Hunter and I set out with his bicycle in the bed of the truck to explore some of the Oregon Trail above the Boise River near our house.
It was Hunter’s and my first time exploring out this way, west along the old Oregon Trail from Boise. We drove the truck along a muddy road off Highway 21 as far as it would take us then walked atop the cliff to the first sign of danger.
Hunter brought his bike along but the trail was too muddy for much biking. We were glad it was just us because we knew the girls would have been afraid of the dark and nearby cliff.
Two ramps were built to help Oregon Trail travellers descend from the rim to the river valley,
the Beaver Dicks and the Kelton Ramp.

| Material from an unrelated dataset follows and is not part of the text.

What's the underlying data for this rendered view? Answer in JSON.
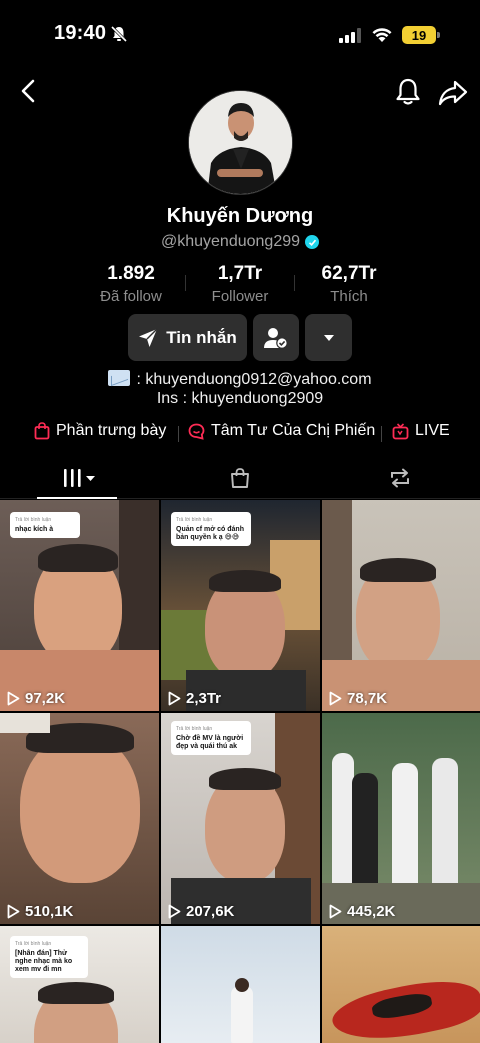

The Kelton ramp is located about 500 feet northwest of Highway 21 and is listed on the National Register of Historic Places. The ramp dates back to the early 1860s. It is a rock cut through the basalt rim between the second and third terraces above the Boise River. Features of the ramp include rock art (pictographs) drawn on the basalt rim face. Origins of the pictographs are unknown but they may represent early advertising attempts.¹
The Boise River Diversion Dam was built in 1906 to fill the New York Canal, primary irrigation source for Ada and Canyon Counties.¹
Little remains in the river once the reservoirs are closed to accumulate water for the desert farmers.
It is interesting to wonder what those early pioneers would think if they could see the valley transformed as it is now and interesting to wonder how it will appear in another 150 years.